Tree File: The tree file will define the topology of the phylogenetic tree you are attempting to score. The first line specifies the root. Each line after that is in the format:

child parent
For example, the simple tree from class (input/wp_inclass.tree) would be:
N1
N2 N1
N3 N1
L1 N2
L2 N2
L3 N3
L4 N3
Note that the root has been labeled N1. It has two children N2,N3. The leaves connect to either N2 or N3.

Weighted Cost Matrix: Specifies the substitution value for each pair of states possible at each position in the sequence. This has the exact same format as the distance matrix in the Neighbor Joining algorithm; that is, each line contains a pair of characters followed by their substitution score. You can find the example from class in input/wp_inclass.cost. The diagnol is not defined, but you should set it to 0 when you create your substitution function.

Output

Your program should print the total tree score as well as the inferred state of all common ancestors after running the weighted parimony algorithm.

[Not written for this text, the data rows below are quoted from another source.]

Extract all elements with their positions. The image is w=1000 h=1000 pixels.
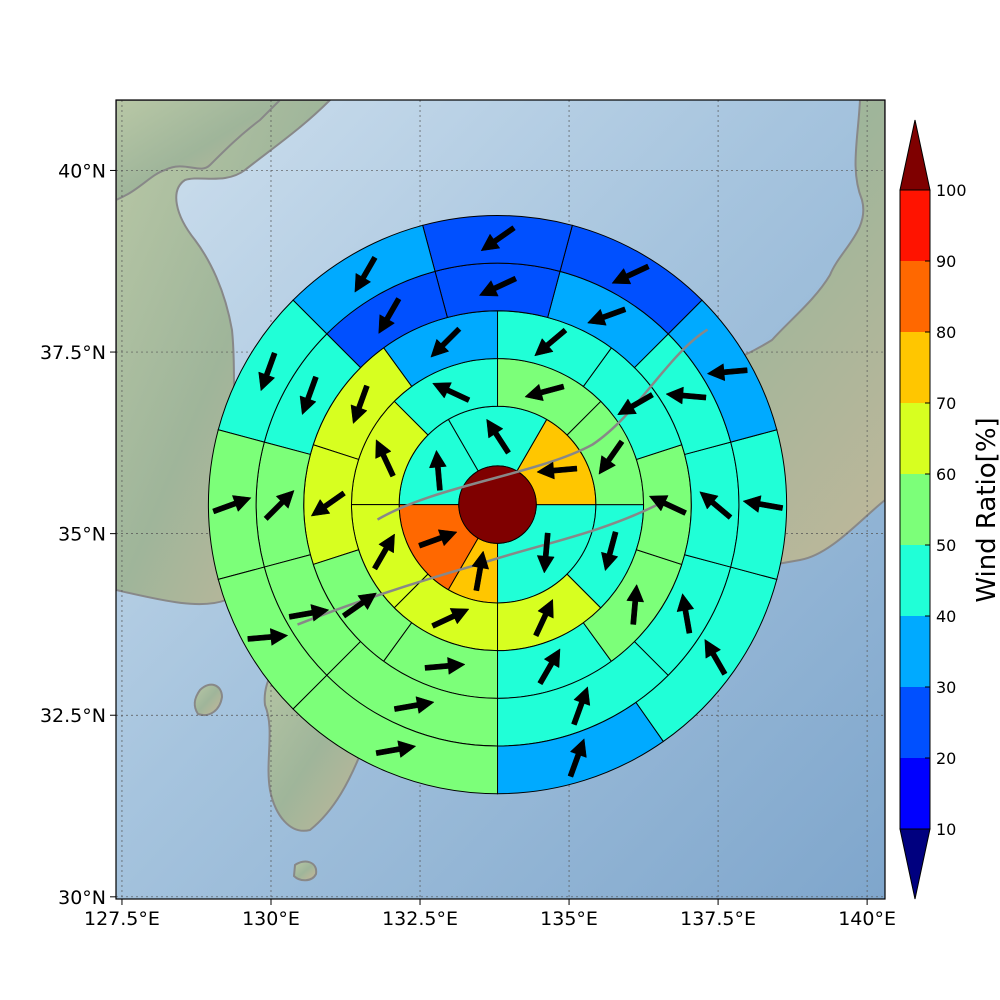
wind-arrow [393, 696, 435, 714]
wind-arrow [263, 490, 295, 521]
wind-arrow [418, 529, 458, 549]
wind-arrow [598, 439, 625, 475]
wind-arrow [350, 384, 370, 425]
wind-arrow [375, 439, 396, 478]
wind-arrow [706, 363, 748, 382]
wind-arrow [648, 495, 687, 516]
wind-arrow [375, 740, 417, 758]
colorbar: 10 20 30 40 50 60 70 80 90 100 Wind Ratio[%] [899, 119, 1000, 900]
x-tick-label: 127.5°E [84, 908, 160, 930]
colorbar-tick-label: 80 [936, 323, 956, 342]
wind-arrow [611, 263, 650, 285]
colorbar-frame [899, 189, 931, 830]
colorbar-bin [900, 261, 930, 332]
colorbar-tick-label: 40 [936, 607, 956, 626]
wind-arrow [567, 738, 587, 778]
colorbar-bin [900, 190, 930, 261]
wind-arrow [471, 550, 490, 592]
wind-arrow [299, 375, 319, 416]
wind-arrow [704, 638, 728, 676]
wind-arrow [533, 598, 554, 638]
wind-arrow [617, 392, 654, 415]
wind-arrow [626, 583, 645, 625]
colorbar-tick-label: 60 [936, 465, 956, 484]
colorbar-bin [900, 687, 930, 758]
wind-arrow [378, 297, 402, 334]
wind-arrow [586, 306, 627, 326]
north-coast-landmass [116, 100, 282, 202]
colorbar-bin [900, 474, 930, 545]
wind-arrow [478, 275, 518, 297]
colorbar-tick-label: 30 [936, 678, 956, 697]
colorbar-bin [900, 403, 930, 474]
wind-arrow [288, 604, 330, 622]
coastline-overlay [376, 328, 709, 521]
colorbar-bin [900, 545, 930, 616]
colorbar-tick-label: 100 [936, 181, 967, 200]
colorbar-tick-label: 10 [936, 820, 956, 839]
colorbar-tick-label: 70 [936, 394, 956, 413]
y-tick-label: 37.5°N [40, 342, 106, 364]
x-tick-label: 135°E [540, 908, 598, 930]
colorbar-over-extend [899, 119, 931, 191]
wind-arrow [341, 592, 377, 619]
colorbar-under-extend [899, 828, 931, 900]
wind-arrow [424, 657, 466, 675]
wind-arrow [247, 628, 289, 646]
x-tick-label: 137.5°E [680, 908, 756, 930]
colorbar-bin [900, 758, 930, 829]
y-tick-label: 40°N [58, 160, 106, 182]
south-islands [292, 860, 318, 882]
wind-arrow [430, 326, 462, 358]
map-frame [115, 99, 886, 900]
colorbar-bin [900, 616, 930, 687]
axis-ticks: 127.5°E 130°E 132.5°E 135°E 137.5°E 140°E 30°N… [40, 160, 896, 930]
colorbar-tick-label: 20 [936, 749, 956, 768]
x-tick-label: 130°E [242, 908, 300, 930]
wind-arrow [571, 686, 591, 726]
y-tick-label: 30°N [58, 887, 106, 909]
wind-arrow [431, 608, 470, 629]
wind-arrow [536, 461, 578, 480]
wind-arrow [536, 532, 555, 574]
colorbar-label: Wind Ratio[%] [972, 417, 1000, 602]
colorbar-bin [900, 332, 930, 403]
wind-arrow [354, 255, 378, 293]
wind-arrow [372, 533, 395, 571]
colorbar-tick-label: 90 [936, 252, 956, 271]
colorbar-tick-label: 50 [936, 536, 956, 555]
wind-arrow [601, 531, 619, 572]
wind-arrow [742, 495, 784, 513]
tsushima-island [193, 683, 224, 716]
wind-arrow [534, 327, 568, 357]
wind-arrow [699, 491, 733, 520]
wind-arrow [429, 449, 447, 491]
wind-arrow [486, 418, 511, 455]
y-tick-label: 35°N [58, 524, 106, 546]
x-tick-label: 140°E [838, 908, 896, 930]
wind-arrow [665, 386, 707, 405]
wind-arrow [258, 351, 278, 392]
wind-arrow [310, 490, 346, 517]
wind-arrow [537, 648, 561, 686]
wind-arrow [524, 383, 565, 402]
wind-arrow [212, 495, 252, 515]
wind-arrow [432, 382, 471, 403]
center-cell [458, 465, 537, 544]
sector-diagram [208, 215, 788, 795]
x-tick-label: 132.5°E [382, 908, 458, 930]
wind-arrow [480, 225, 516, 252]
sector-cell [422, 215, 573, 272]
wind-arrow [676, 593, 695, 634]
y-tick-label: 32.5°N [40, 705, 106, 727]
sector-cell [434, 262, 561, 319]
sector-cell [292, 674, 499, 795]
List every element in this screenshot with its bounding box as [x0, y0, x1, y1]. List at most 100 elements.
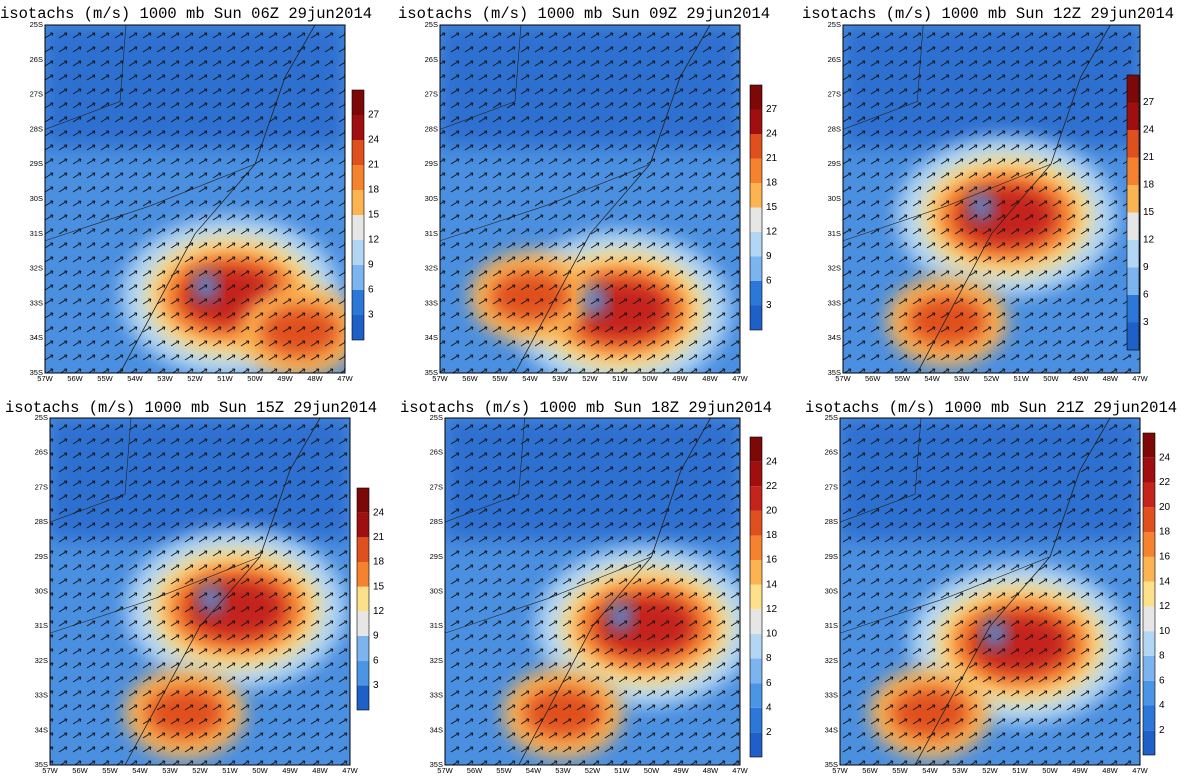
- lat-label: 29S: [825, 552, 838, 561]
- lat-label: 35S: [425, 368, 438, 377]
- colorbar-label: 12: [766, 227, 778, 238]
- lat-label: 28S: [430, 517, 443, 526]
- panel-title: isotachs (m/s) 1000 mb Sun 18Z 29jun2014: [400, 399, 772, 417]
- lon-label: 48W: [1102, 766, 1118, 775]
- lat-label: 29S: [425, 159, 438, 168]
- lon-label: 57W: [437, 766, 453, 775]
- colorbar-segment: [1143, 631, 1155, 656]
- colorbar-label: 15: [373, 581, 385, 592]
- lon-label: 50W: [642, 374, 658, 383]
- lon-label: 56W: [72, 766, 88, 775]
- lon-label: 56W: [862, 766, 878, 775]
- colorbar-label: 24: [1143, 125, 1155, 136]
- lat-label: 32S: [430, 656, 443, 665]
- colorbar-label: 10: [1159, 626, 1171, 637]
- colorbar-segment: [357, 512, 369, 538]
- colorbar-segment: [750, 85, 762, 110]
- colorbar-segment: [750, 183, 762, 208]
- colorbar-segment: [357, 537, 369, 562]
- lon-label: 54W: [522, 374, 538, 383]
- lon-label: 55W: [496, 766, 512, 775]
- lon-label: 52W: [192, 766, 208, 775]
- lon-label: 48W: [1103, 374, 1119, 383]
- lat-label: 35S: [35, 760, 48, 769]
- colorbar-segment: [750, 109, 762, 134]
- lat-label: 27S: [825, 482, 838, 491]
- colorbar-label: 27: [1143, 97, 1155, 108]
- lat-label: 28S: [35, 517, 48, 526]
- lon-label: 52W: [582, 374, 598, 383]
- colorbar-segment: [1143, 581, 1155, 607]
- lon-label: 50W: [1043, 374, 1059, 383]
- colorbar-label: 6: [368, 285, 374, 296]
- colorbar-label: 15: [368, 210, 380, 221]
- colorbar-segment: [750, 560, 762, 585]
- lon-label: 53W: [157, 374, 173, 383]
- lat-label: 34S: [430, 725, 443, 734]
- panel-title: isotachs (m/s) 1000 mb Sun 06Z 29jun2014: [0, 5, 372, 23]
- lon-label: 53W: [954, 374, 970, 383]
- map-panel: isotachs (m/s) 1000 mb Sun 18Z 29jun2014…: [400, 399, 778, 775]
- lat-label: 25S: [35, 413, 48, 422]
- colorbar-label: 3: [766, 300, 772, 311]
- lon-label: 47W: [337, 374, 353, 383]
- colorbar-segment: [1127, 212, 1139, 240]
- lat-label: 25S: [30, 20, 43, 29]
- lon-label: 50W: [247, 374, 263, 383]
- colorbar-segment: [1127, 295, 1139, 323]
- colorbar-label: 2: [766, 727, 772, 738]
- lat-label: 25S: [825, 413, 838, 422]
- map-panel: isotachs (m/s) 1000 mb Sun 12Z 29jun2014…: [802, 5, 1174, 383]
- lon-label: 56W: [67, 374, 83, 383]
- lat-label: 30S: [30, 194, 43, 203]
- colorbar-label: 22: [1159, 477, 1171, 488]
- colorbar-label: 27: [766, 104, 778, 115]
- lat-label: 29S: [828, 159, 841, 168]
- lat-label: 33S: [425, 298, 438, 307]
- map-panel: isotachs (m/s) 1000 mb Sun 06Z 29jun2014…: [0, 5, 380, 383]
- colorbar-segment: [357, 636, 369, 661]
- colorbar-label: 6: [1159, 675, 1165, 686]
- lat-label: 32S: [425, 264, 438, 273]
- map-panel: isotachs (m/s) 1000 mb Sun 15Z 29jun2014…: [5, 399, 385, 775]
- colorbar-segment: [750, 437, 762, 462]
- colorbar-segment: [1143, 655, 1155, 681]
- colorbar-label: 18: [368, 185, 380, 196]
- colorbar-segment: [750, 207, 762, 232]
- colorbar-segment: [750, 633, 762, 659]
- wind-field: [843, 25, 1140, 373]
- colorbar-label: 21: [766, 153, 778, 164]
- lon-label: 55W: [492, 374, 508, 383]
- colorbar-label: 18: [1159, 527, 1171, 538]
- colorbar-segment: [1127, 75, 1139, 103]
- map-frame: [839, 417, 1141, 766]
- colorbar-label: 9: [1143, 262, 1149, 273]
- lon-label: 56W: [865, 374, 881, 383]
- lat-label: 28S: [425, 124, 438, 133]
- colorbar-segment: [357, 685, 369, 710]
- lon-label: 51W: [217, 374, 233, 383]
- colorbar-segment: [352, 190, 364, 215]
- colorbar-segment: [750, 158, 762, 183]
- colorbar-label: 8: [766, 653, 772, 664]
- map-frame: [842, 24, 1141, 374]
- lon-label: 49W: [282, 766, 298, 775]
- colorbar-segment: [1127, 130, 1139, 158]
- colorbar-segment: [750, 535, 762, 561]
- colorbar-frame: [749, 436, 763, 758]
- colorbar-segment: [1143, 730, 1155, 755]
- colorbar-label: 18: [373, 557, 385, 568]
- lat-label: 34S: [828, 333, 841, 342]
- wind-field: [440, 25, 740, 373]
- lat-label: 30S: [828, 194, 841, 203]
- map-frame: [444, 417, 741, 766]
- lat-label: 28S: [828, 124, 841, 133]
- colorbar-segment: [1127, 102, 1139, 130]
- colorbar-label: 24: [766, 129, 778, 140]
- lat-label: 32S: [35, 656, 48, 665]
- colorbar-segment: [750, 305, 762, 330]
- lat-label: 26S: [430, 448, 443, 457]
- wind-vectors: [440, 25, 740, 373]
- lon-label: 57W: [832, 766, 848, 775]
- colorbar-segment: [750, 134, 762, 159]
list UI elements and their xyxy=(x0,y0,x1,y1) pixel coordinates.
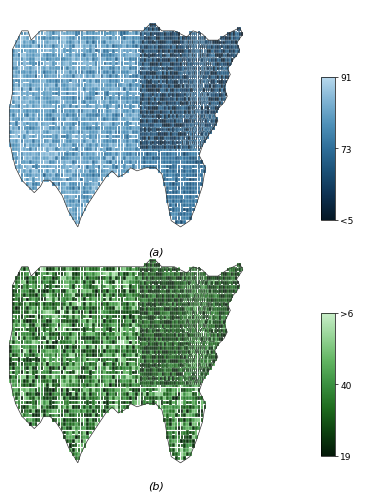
Text: (a): (a) xyxy=(148,246,164,257)
Text: (b): (b) xyxy=(148,481,164,491)
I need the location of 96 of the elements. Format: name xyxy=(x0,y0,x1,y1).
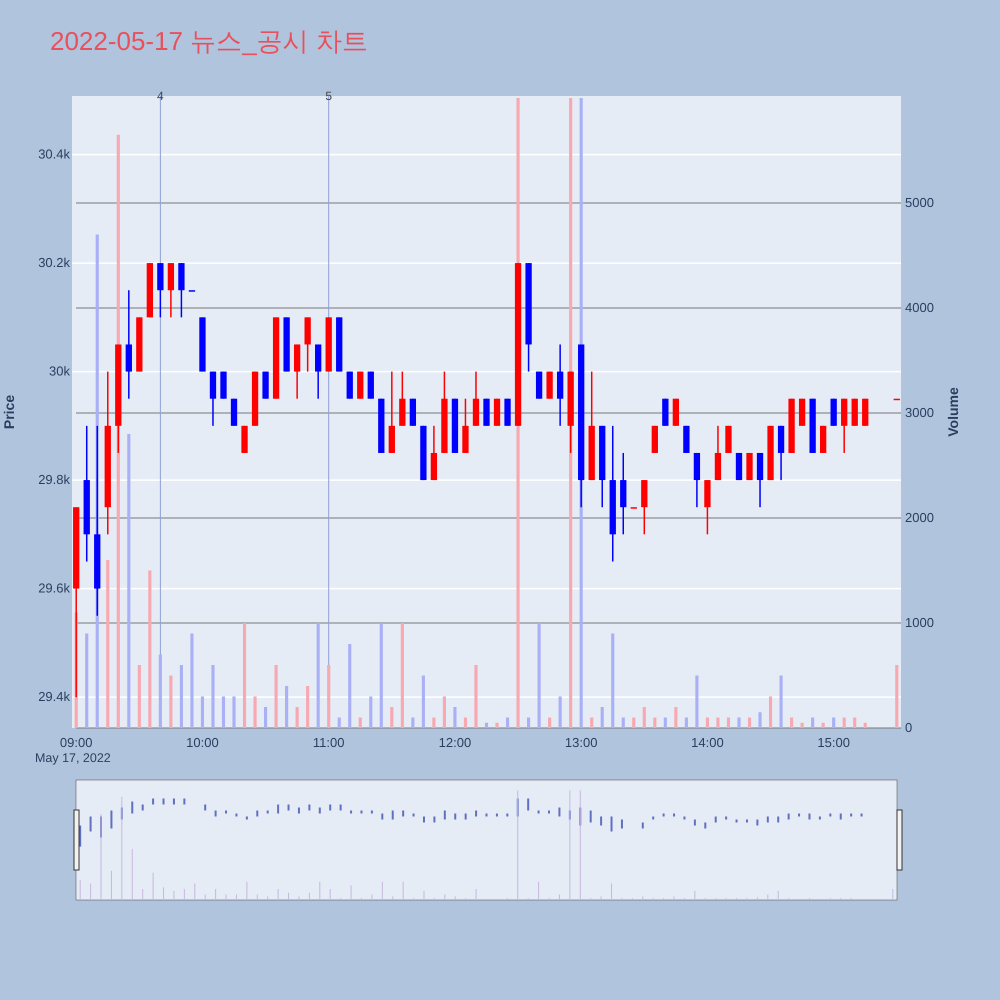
x-tick-label: 12:00 xyxy=(438,735,472,750)
bar xyxy=(169,676,172,728)
bar xyxy=(748,718,752,728)
bar xyxy=(716,718,720,728)
bar xyxy=(369,696,372,728)
y2-tick-label: 4000 xyxy=(905,300,934,315)
bar xyxy=(538,623,541,728)
bar xyxy=(611,634,614,728)
bar xyxy=(642,707,646,728)
bar xyxy=(442,696,446,728)
bar xyxy=(506,718,510,728)
bar xyxy=(842,718,846,728)
bar xyxy=(242,623,246,728)
ref-line-label: 4 xyxy=(157,89,164,103)
bar xyxy=(432,718,436,728)
bar xyxy=(158,654,162,728)
x-tick-label: 09:00 xyxy=(60,735,92,750)
bar xyxy=(316,623,320,728)
bar xyxy=(853,718,856,728)
y-axis-title: Price xyxy=(1,394,17,430)
bar xyxy=(800,722,804,728)
text: May 17, 2022 xyxy=(35,751,111,765)
bar xyxy=(527,718,530,728)
y-tick-label: 30.4k xyxy=(38,146,70,162)
y2-tick-label: 3000 xyxy=(905,404,934,420)
bar xyxy=(548,718,552,728)
bar xyxy=(327,665,330,728)
bar xyxy=(695,676,698,728)
bar xyxy=(811,718,814,728)
bar xyxy=(138,665,141,728)
bar xyxy=(348,644,352,728)
bar xyxy=(253,696,257,728)
bar xyxy=(822,722,825,728)
bar xyxy=(106,560,110,728)
ref-line-label: 5 xyxy=(325,89,332,103)
bar xyxy=(148,570,152,728)
bar xyxy=(832,718,836,728)
bar xyxy=(706,718,710,728)
chart-title: 2022-05-17 뉴스_공시 차트 xyxy=(50,26,368,56)
y-tick-label: 30k xyxy=(49,364,70,379)
bar xyxy=(400,623,404,728)
bar xyxy=(768,696,772,728)
bar xyxy=(180,665,183,728)
bar xyxy=(726,718,730,728)
y-tick-label: 30.2k xyxy=(38,255,70,270)
y2-axis-title: Volume xyxy=(945,387,961,437)
bar xyxy=(306,686,310,728)
bar xyxy=(632,718,636,728)
y2-tick-label: 1000 xyxy=(905,615,934,630)
bar xyxy=(590,718,594,728)
bar xyxy=(464,718,468,728)
x-tick-label: 11:00 xyxy=(312,735,344,750)
bar xyxy=(474,665,478,728)
bar xyxy=(484,722,488,728)
bar xyxy=(779,676,783,728)
bar xyxy=(358,718,362,728)
bar xyxy=(895,665,898,728)
bar xyxy=(684,718,688,728)
bar xyxy=(285,686,288,728)
bar xyxy=(495,722,499,728)
y-tick-label: 29.6k xyxy=(38,580,70,596)
bar xyxy=(653,718,656,728)
bar xyxy=(264,707,268,728)
y2-tick-label: 5000 xyxy=(905,194,934,210)
bar xyxy=(190,634,194,728)
y-tick-label: 29.8k xyxy=(38,472,70,488)
bar xyxy=(222,696,226,728)
bar xyxy=(274,665,278,728)
bar xyxy=(338,718,341,728)
y2-tick-label: 2000 xyxy=(905,510,934,525)
x-tick-label: 14:00 xyxy=(691,735,724,750)
y-tick-label: 29.4k xyxy=(38,689,70,704)
bar xyxy=(127,434,130,728)
bar xyxy=(790,718,794,728)
bar xyxy=(864,722,867,728)
bar xyxy=(664,718,667,728)
bar xyxy=(390,707,394,728)
bar xyxy=(200,696,204,728)
bar xyxy=(622,718,625,728)
bar xyxy=(422,676,425,728)
y2-tick-label: 0 xyxy=(905,720,912,735)
bar xyxy=(453,707,457,728)
bar xyxy=(380,623,383,728)
x-tick-label: 13:00 xyxy=(564,735,598,750)
bar xyxy=(600,707,604,728)
bar xyxy=(737,718,741,728)
bar xyxy=(232,696,236,728)
bar xyxy=(411,718,414,728)
bar xyxy=(558,696,562,728)
bar xyxy=(211,665,215,728)
x-tick-label: 15:00 xyxy=(817,735,850,750)
bar xyxy=(758,712,762,728)
bar xyxy=(674,707,678,728)
x-tick-label: 10:00 xyxy=(186,735,219,750)
bar xyxy=(296,707,299,728)
bar xyxy=(85,634,88,728)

Each line should be specified as:

identifier: sequence
similar to the input sequence file. The in-lecture example would appear as follows:
$./weightedParsimony.py wp_inclass.tree wp_inclass.cost wp_inclass.seq 
Score: 9.0

Inferred States: 
L4: G
L2: C
L3: T
L1: A
N1: T
N2: T
N3: T
For debugging purposes, you should output intermediate calculations. You can see my intermediate outputs here. When submitting, please remove this intermediate prints or ensure the required output appears at the end of the file.

Tip: Representing Trees

While you can construct a tree data structure to help implement your program, it is probably much easier to just use a dictionary instead. For example you can have a dictionary where the key is the identifier (e.g., "N1") and the value is a list of the children (e.g., ["N2","N3"]). A leaf node simply has an empty list for its value. If you need to represent parents, you can have a companion dictionary where the keys and values are reversed.

Multi-Character Sequences

You should first get your program to work on single-character sequences as practiced in class. Once that is complete, you will want to improve your algorithm to calculate the cumulative score and trace for a set of sequences of length N. You can assume that each leaf sequence is of the same length. Also, since we assume independence of positions, you should be able to just place a loop around the function you already created (you are practicing modularity, right?). I have given a second set of example files beginning with the prefix mammals. A sample run will output:

$./weightedParsimony.py mammals.tree mammals.cost mammals.seq 
Score: 11.0

Inferred States: 
Aardvark: CAGGTA
Chimp: CGGGTA
Dog: TGCACT
Bison: CAGACA
Elephant: TGCGTA
C3: CGGGTA
C2: TGCGTA
C1: CAGGTA
C4: CGCGTA
An output of intermediate values can be found here.

Submitting your work

When you are finished with your lab, submit your code using handin68. You should submit, at a minimum:

  1. NJTree.py and associated source code
  2. primate.png showing your GraphViz solution to neighbor joiningon the primate mitochondrial DNA
  3. The answer to the analysis questions in your README file
  4. weightedParsimony.py and associated source code.